Archive Warframe - Extrait de débriefing
Nous étions sanglés à nos sièges, crans de sûreté de nos armes levés, attendant le choc. Attendant la mort. A travers mon hublot crasseux je voyais les étoiles parmi les contours des autres vaisseaux fragmentés faisant la queue pour le Rail Solaire. Bientôt celui-ci nous agripperait par une force incompréhensible et nous projetterait à travers le Néant, droit dans la gueule de notre ennemi.
Je regardais les vaisseaux se tordre et disparaître les uns après les autres. Chacun bourré de soldats Zero-Tech respirant un air vicié, serrant leurs fusils à percussion à s'en blanchir les phalanges. Chacun rempli du désespoir lié à son extinction imminente. Notre vaisseau serait le dernier à sauter le pas. Il transportait un chargement spécial.
Il était quasiment vide. Juste dix hommes, comme moi, sanglés dans les meilleures combinaisons Zero-Tech et équipés des meilleures armes que l'Empire pouvait produire... et "ça". "Ça" se tenait dans l'allée centrale, une forme métallique svelte et sans yeux. Un Tenno dans sa Warframe. Vaguement humain, vaguement féminin. Était-ce une armure ou un genre de carapace ornementée pour le monstre qui vivait à l'intérieur ? J'étais crispé sur mon harnais alors que le vaisseau faisait une embardée lors de sa procédure d'approche finale mais je pouvais voir le Tenno se tenant, là, librement. Solennel et brillant d'un éclat doré, insensible à la force d'inertie.
J'avais été, jusqu'alors, sceptique quant à l'existence des Tennos. Ils étaient des fantômes, de la propagande, les victimes déviantes de l'ère du Néant. Ils ne pouvaient pas être réels. Et pourtant c'était là, en chair et en os... L'Empire, dans son désespoir, allait lâcher ces démons et espérer au mieux. De qui devions-nous avoir le plus peur, de l'ennemi ou de ce monstre ? Nos crans de sûreté étaient levés, pouvions-nous faire confiance à cette chose ? Puis plus rien n'eut d'importance. Le choc survint - et nos hublots devinrent aveuglants. Quand nous pûmes voir à nouveau, notre vaisseau était ailleurs, disloqué, détruit en un instant.

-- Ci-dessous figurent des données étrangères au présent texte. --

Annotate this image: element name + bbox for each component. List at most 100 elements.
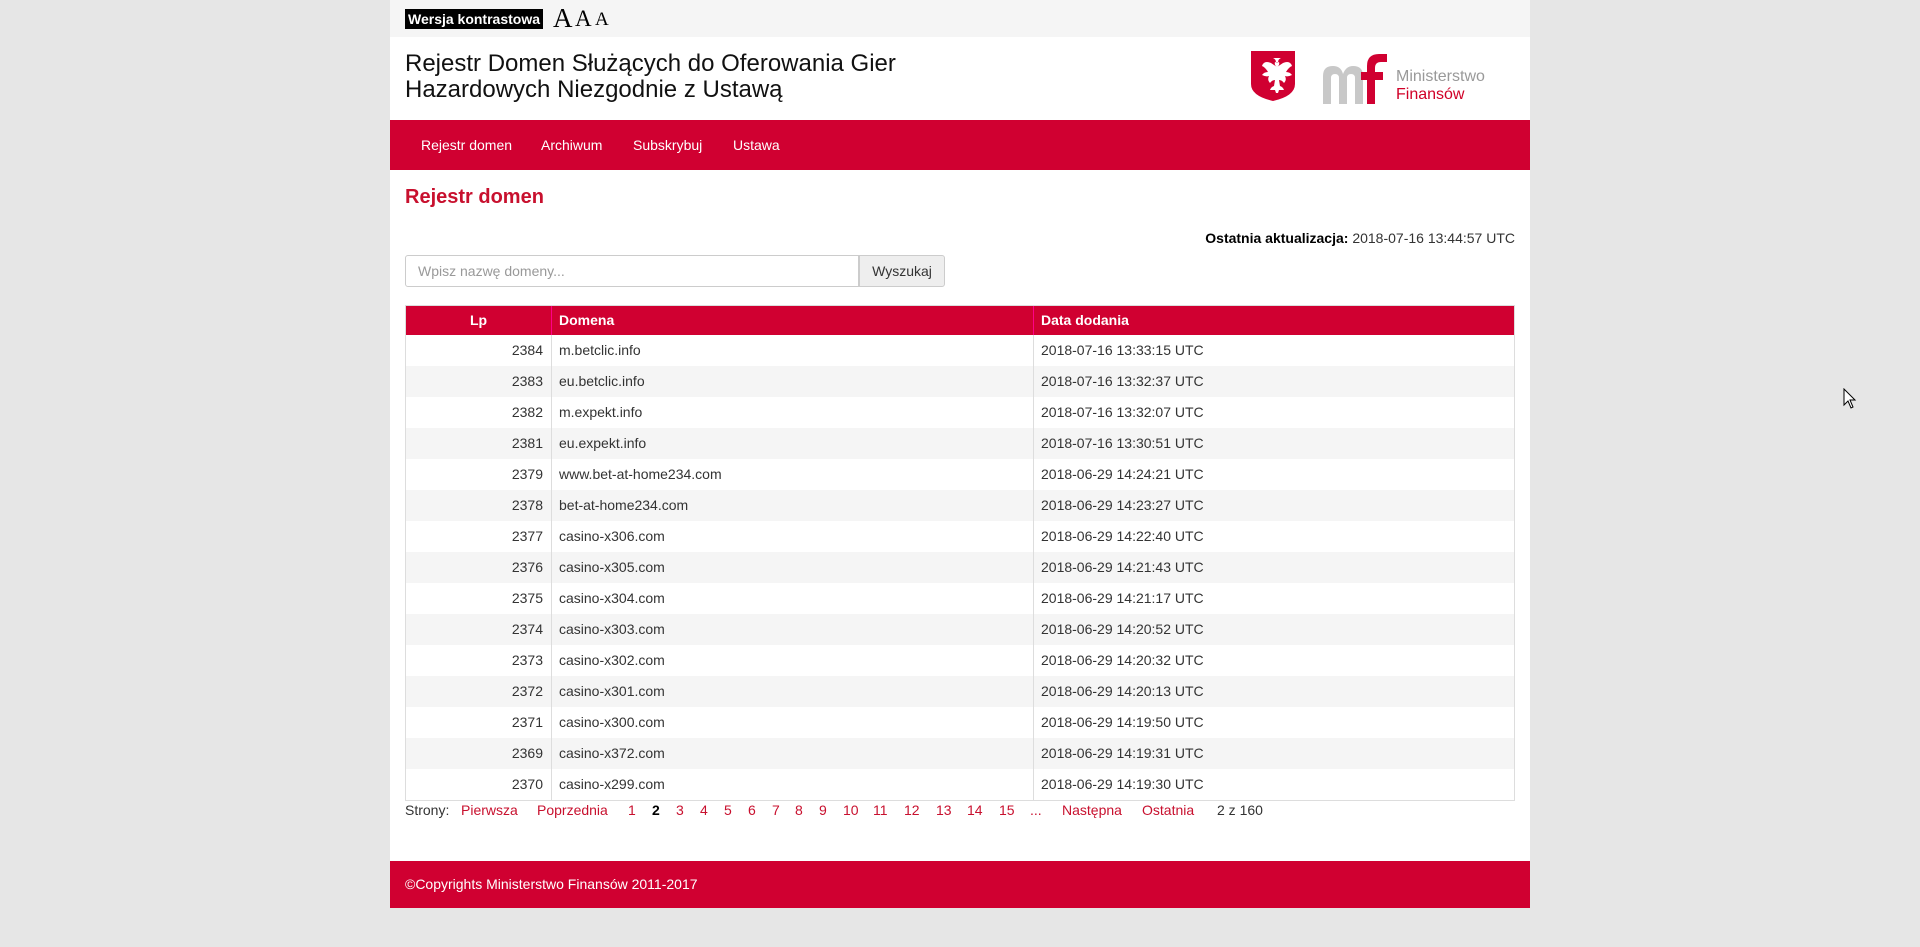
pagination-page-12[interactable]: 12 <box>904 802 920 818</box>
cell-date: 2018-06-29 14:21:43 UTC <box>1041 559 1204 575</box>
cell-domain: casino-x306.com <box>552 521 1034 552</box>
font-size-large-button[interactable]: A <box>553 3 573 34</box>
site-title-line1: Rejestr Domen Służących do Oferowania Gi… <box>405 50 896 77</box>
cell-domain: casino-x301.com <box>552 676 1034 707</box>
pagination-last[interactable]: Ostatnia <box>1142 802 1194 818</box>
cell-domain: eu.expekt.info <box>552 428 1034 459</box>
cell-domain: m.betclic.info <box>552 335 1034 366</box>
cell-date: 2018-07-16 13:32:37 UTC <box>1041 373 1204 389</box>
pagination-page-14[interactable]: 14 <box>967 802 983 818</box>
pagination-first[interactable]: Pierwsza <box>461 802 518 818</box>
table-row: 2370 casino-x299.com 2018-06-29 14:19:30 U… <box>406 769 1514 800</box>
cell-date: 2018-07-16 13:32:07 UTC <box>1041 404 1204 420</box>
cell-domain: www.bet-at-home234.com <box>552 459 1034 490</box>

Mes poumons se vidèrent et mes yeux se remplirent de mort. Des débris de vaisseau scintillaient comme une neige nocturne. Par devers nous, une étoile bleue inconnue luisait d'une lueur sombre et insoutenable. Les innombrables vaisseaux serpentins de l'ennemi, articulé et annelés de disques luisants, ondulaient et irradiaient de leurs faisceaux thermiques les soldats qui comme moi avaient survécu. C'est là que je suis mort. Un rayon me frôla, balayant mon flanc droit et portant mon sang à ébullition. Ma vision s'estompa et je n'entendis plus qu'un bourdonnement sourd. Je pouvais sentir le côté de mon visage s'engourdir et ruisseler de sang.
J'étais dans un rêve éveillé. Je vis une tache claire zigzagant vers moi. Je sentis les attaches métalliques de ma tenue m'attirer dans sa direction. J'arrivai à sa portée - une bête étincelante, un panache d'ailes dorées s'élevant et se déployant derrière elle. Un ange. Qui m'arracha à la mort. Je pouvais sentir mes poumons se remplir d'air tandis que "ça" m'enveloppait de ses ailes. Son bouclier scintilla, miroitant d'une lueur bleutée sous la pression des rayons ennemis. Je sentis une soudaine poussée d'accélération. Je fermai les yeux et m'y agrippait comme un enfant à sa mère.
Je m'éveillai sur le sol, une douleur cuisante parcourant la chair brûlée de mon visage et de mon flanc. "Ça" se tenait au dessus de moi, sans ailes. J'entendis les échos d'armes résonnant au fond du couloir. Peut-être que la mission serait sauvée, mais je mourrai et lui fit donc signe de partir. Je sentis qu'on me mettait de force un pistolet dans la main tandis qu'on me hissait sur mes jambes. L'ange m'avait sauvé, arraché aux enfers, mais elle n'aurait pas pitié de moi. Je devais mourir debout, à ses côtés. Je tournai mon côté valide vers la fusillade et levai l'arme. "Ça" acquiesça, ses mains de métal tendues, pulsant et façonnant l'énergie selon des formes anciennes, tandis qu'une aura bleue miroitait autour de moi, puis "ça" se tourna, dégainant sa lame, et ensemble nous fonçâmes tête baissée droit dans le tourbillon de feu et de mort qui nous attendait.